Jane Wilson et Louise Jackson – deux résidentes britanniques vivant à Marrakech – ont déclaré à CNN que, jusqu’à l’année dernière, des camionnettes transportaient ouvertement des cages remplies de chiens vivants et morts. Aujourd’hui, ce sont des fourgons blancs banalisés qui sillonnent discrètement les rues.
À Casablanca, ce sont des fourgons portant le logo de Casa Baia, une entreprise municipale, qui effectuent les captures. Propriété de la ville, le site Internet de la société indique que ses « équipes expertes sont mobilisées en permanence » pour « capturer et prendre en charge » plus de 20 000 chiens errants chaque année.
CNN a consulté des images fournies par un groupe de défense des animaux montrant des chiens traînés jusqu’aux véhicules de Casa Baia avec des chaînes métalliques. Les plus petits sont capturés à l’aide de filets de pêche, se débattant de détresse avant d’être jetés dans des fourgons blancs.
Erin Captain, originaire de l’Indiana, a déménagé à Casablanca avec son mari l’année dernière et s’est rapidement attachée aux chiens errants du quartier. « Ce sont des créatures merveilleuses », a-t-elle dit. « J’ai commencé à m’occuper de deux chiots : les vacciner, les nourrir, les regarder grandir. »
Puis, un à un, les chiens du quartier ont commencé à disparaître. Captain a raconté à CNN que les fourgons de Casa Baia parcouraient les rues jour et nuit. Une nuit, dit-elle, ils sont venus chercher ses chiots.
« Ils les ont pris devant notre maison, en les frappant », se souvient-elle. « L’un avait les pattes cassées ; l’autre a été tué à coups de pied. C’était un cauchemar – j’étais terrifiée. Mon mari a dû intervenir avant qu’ils ne repartent. »
Pendant des mois, Captain a payé pour faire vacciner autant de chiens que possible. « Mais les attrapeurs sont venus les tuer quand même », dit-elle. « C’est plus barbare qu’on ne peut l’imaginer. Je ne dors plus. »
Contactée par CNN, une porte-parole de Casa Baia a refusé de commenter les accusations de tueries ou de méthodes inhumaines.
Réaction de la FIFA
La FIFA est informée des abattages de chiens au Maroc depuis au moins 2023. En mars de cette année-là, l’European Link Coalition (ELC), une ONG britannique, a rencontré des responsables de la FIFA pour leur présenter des preuves de l’intensification des abattages avant la Coupe du Monde 2030. Les documents comprenaient des dizaines de photos, de vidéos et de témoignages – certains évoquant directement Casa Baia.

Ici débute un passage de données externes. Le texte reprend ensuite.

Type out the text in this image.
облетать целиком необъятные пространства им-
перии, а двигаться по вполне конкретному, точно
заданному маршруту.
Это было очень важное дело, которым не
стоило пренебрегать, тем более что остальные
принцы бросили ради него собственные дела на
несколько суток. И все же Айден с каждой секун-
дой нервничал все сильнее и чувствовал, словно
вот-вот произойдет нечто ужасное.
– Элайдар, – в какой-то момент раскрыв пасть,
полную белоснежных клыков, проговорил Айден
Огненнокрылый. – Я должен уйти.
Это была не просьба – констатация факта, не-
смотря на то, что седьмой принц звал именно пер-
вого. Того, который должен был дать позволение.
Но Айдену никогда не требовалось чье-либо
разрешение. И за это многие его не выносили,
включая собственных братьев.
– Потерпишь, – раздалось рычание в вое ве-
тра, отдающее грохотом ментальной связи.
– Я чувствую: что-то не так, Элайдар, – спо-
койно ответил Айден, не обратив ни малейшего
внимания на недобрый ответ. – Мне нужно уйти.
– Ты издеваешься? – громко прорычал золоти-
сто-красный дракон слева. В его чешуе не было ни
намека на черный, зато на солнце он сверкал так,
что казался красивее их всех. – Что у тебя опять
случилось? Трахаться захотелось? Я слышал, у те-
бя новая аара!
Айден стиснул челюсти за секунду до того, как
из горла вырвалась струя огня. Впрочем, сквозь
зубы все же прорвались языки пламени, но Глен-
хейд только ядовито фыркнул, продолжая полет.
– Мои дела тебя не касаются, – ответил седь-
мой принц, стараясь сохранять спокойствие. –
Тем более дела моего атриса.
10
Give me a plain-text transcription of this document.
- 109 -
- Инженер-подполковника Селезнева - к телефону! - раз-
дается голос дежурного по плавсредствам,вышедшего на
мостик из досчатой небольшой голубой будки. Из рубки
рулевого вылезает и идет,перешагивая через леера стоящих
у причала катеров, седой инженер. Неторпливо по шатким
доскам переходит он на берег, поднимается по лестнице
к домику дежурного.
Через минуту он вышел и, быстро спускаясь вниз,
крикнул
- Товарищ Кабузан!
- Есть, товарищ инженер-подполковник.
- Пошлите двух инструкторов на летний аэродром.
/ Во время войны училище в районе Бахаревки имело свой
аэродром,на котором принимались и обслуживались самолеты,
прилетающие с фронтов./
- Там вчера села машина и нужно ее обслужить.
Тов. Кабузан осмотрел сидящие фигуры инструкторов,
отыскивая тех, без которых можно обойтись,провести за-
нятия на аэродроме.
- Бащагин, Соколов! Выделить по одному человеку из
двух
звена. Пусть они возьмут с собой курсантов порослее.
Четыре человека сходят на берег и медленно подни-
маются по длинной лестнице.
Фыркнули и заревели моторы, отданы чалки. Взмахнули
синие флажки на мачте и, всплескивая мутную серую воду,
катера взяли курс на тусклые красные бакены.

En avril 2024, Marta Piazza, conseillère en droits humains de la FIFA, a déclaré à l’ELC que l’organisation « accordait une grande importance » à leurs contributions et engageait un dialogue avec le gouvernement marocain afin de « garantir le respect des exigences de la FIFA », une série de critères imposés aux pays hôtes.
Une « voie à suivre » devait être proposée dans les semaines suivantes.
Selon l’ELC, la FIFA n’a plus donné de nouvelles depuis. L’organisation affirme ne plus avoir eu de contact avec Piazza ou ses collègues. En réponse à une demande de CNN, la FIFA a affirmé être « en contact avec des organisations de protection animale sur cette question importante ».
Le gouvernement marocain prend des mesures pour encadrer les pratiques d’abattage.
Le mois dernier, Roudani et ses collègues ont soumis un projet de loi obligeant les municipalités à cesser de tuer les animaux errants et à mettre en œuvre des programmes ASVR.
Dans une déclaration à CNN, la FIFA a indiqué avoir contacté la Fédération royale marocaine de football et « reçu confirmation qu’un certain nombre de mesures ont été mises en place au cours des cinq dernières années », avec une nouvelle législation en cours visant à équilibrer santé publique et bien-être animal.
La question suscite une attention mondiale à l’approche de la Coupe du Monde 2030, des célébrités comme Ricky Gervais et Peter Egan ayant dénoncé les massacres sur X, les qualifiant de « boucherie ».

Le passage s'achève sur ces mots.